TERRE HAUTE —
Cream of the crop
When it comes to contending for championships in the Missouri Valley Conference, the track-and-field and cross country programs at Indiana State University put it in the lofty position of leading the field on an annual basis. A weekend ago, the Sycamores men’s track squad added to a healthy list of conference titles by winning its second consecutive MVC Outdoor Championships before the class of the conference at Wichita, Kan.
Fittingly, the Sycamores’ coach — John McNichols, one of the nation’s finest — was named MVC Outdoor Men’s Coach of the Year for the sixth time in his ISU career, which stretches back to the 1980s. A visionary and a respected voice in the Terre Haute community, McNichols and his program continue to set a classy, successful standard for others.
Keep the ideas flowing
It’s good to see that the Wabash River, a common lifeblood for the Hoosier countryside for its 503 miles, is growing in appreciation right here in River City, where it reaches High Ground (the English translation of “Terre Haute” from French).
That is visible in the continuing development of the Wabashiki Fish and Wildlife Area that both protects and promotes the fauna and flora that inhabit that preserve. It also is visible in the local “2013 Year of the River” celebration that is being planned by local thinkers. The group plans a year-long series of programming and community-centered activities on the art, science, history and future of Indiana’s longest — and most storied — river.
This is an opportunity for Terre Haute and its neighbors to more actively embrace its historic, vital and — in ways — environmentally needy river.
If you have ideas for the celebration, contact the group through the Arts Spaces website: www.wabashvalleyartspaces.com.
Remembering fallen officers
It’s always a bittersweet moment when police officers in brown and blue pause from the hectic daily duties of emergencies and complaint calls to remember fellow officers who have died in the line of duty. Our front pages on both of the last two Fridays have featured ceremonies for the fallen — one to honor six Vigo County sheriff’s deputies, the other to memorialize 12 Terre Haute police officers. (The Indiana State Police previously had such an event at the Putnamville Post, which serves Vigo and other nearby counties.)
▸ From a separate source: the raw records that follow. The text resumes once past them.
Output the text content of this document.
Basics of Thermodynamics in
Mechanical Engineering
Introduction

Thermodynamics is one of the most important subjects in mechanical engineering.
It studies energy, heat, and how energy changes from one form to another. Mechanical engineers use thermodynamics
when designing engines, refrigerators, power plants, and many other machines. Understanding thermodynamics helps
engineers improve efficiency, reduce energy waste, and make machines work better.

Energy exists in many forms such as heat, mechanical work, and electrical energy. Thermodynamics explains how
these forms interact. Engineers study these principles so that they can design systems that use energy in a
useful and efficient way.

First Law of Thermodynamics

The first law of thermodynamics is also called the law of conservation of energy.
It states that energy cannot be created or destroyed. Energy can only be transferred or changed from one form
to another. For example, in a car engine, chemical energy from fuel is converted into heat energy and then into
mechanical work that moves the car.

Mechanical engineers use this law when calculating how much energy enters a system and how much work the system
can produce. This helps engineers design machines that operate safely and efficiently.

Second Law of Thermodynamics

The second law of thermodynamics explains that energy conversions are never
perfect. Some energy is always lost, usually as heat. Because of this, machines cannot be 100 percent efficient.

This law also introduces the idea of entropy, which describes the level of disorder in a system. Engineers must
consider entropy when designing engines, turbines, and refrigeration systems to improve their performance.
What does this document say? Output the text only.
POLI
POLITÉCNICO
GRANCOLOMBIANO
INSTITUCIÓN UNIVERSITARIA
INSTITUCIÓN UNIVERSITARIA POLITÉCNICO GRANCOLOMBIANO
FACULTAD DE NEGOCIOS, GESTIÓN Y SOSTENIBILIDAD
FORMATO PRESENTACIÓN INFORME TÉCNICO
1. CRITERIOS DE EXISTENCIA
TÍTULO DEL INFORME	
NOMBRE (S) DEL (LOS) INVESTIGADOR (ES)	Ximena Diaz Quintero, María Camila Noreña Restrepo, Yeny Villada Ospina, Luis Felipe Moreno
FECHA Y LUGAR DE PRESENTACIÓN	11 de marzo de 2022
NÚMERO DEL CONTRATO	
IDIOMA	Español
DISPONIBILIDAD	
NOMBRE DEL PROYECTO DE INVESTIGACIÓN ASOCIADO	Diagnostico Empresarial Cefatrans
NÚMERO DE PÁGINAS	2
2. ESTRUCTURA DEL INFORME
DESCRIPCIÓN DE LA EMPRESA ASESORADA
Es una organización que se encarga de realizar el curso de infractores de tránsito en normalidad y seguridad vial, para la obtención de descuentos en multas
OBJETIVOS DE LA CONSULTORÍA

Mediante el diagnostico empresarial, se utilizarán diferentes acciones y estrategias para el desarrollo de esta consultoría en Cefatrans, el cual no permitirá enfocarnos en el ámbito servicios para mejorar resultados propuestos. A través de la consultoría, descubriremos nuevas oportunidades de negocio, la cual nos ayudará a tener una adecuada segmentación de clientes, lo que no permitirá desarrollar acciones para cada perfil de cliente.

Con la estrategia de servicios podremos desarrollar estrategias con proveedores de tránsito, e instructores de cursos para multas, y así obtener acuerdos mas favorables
The freshest loss, still on the community’s mind, is that of THPD officer Brent Long, who died in a shoot-out last July as he attempted to help serve a federal warrant. Long had ties to both the city and county departments — and to Honey Creek Fire — and so the loss was mutually felt, as leaders from all three departments eloquently related at Long’s massive funeral.
The recent ceremonies — and a new memorial just outside the sheriff’s office — should reaffirm for us all the sacrifice and service we enjoy from officers who literally put their lives on the line each day.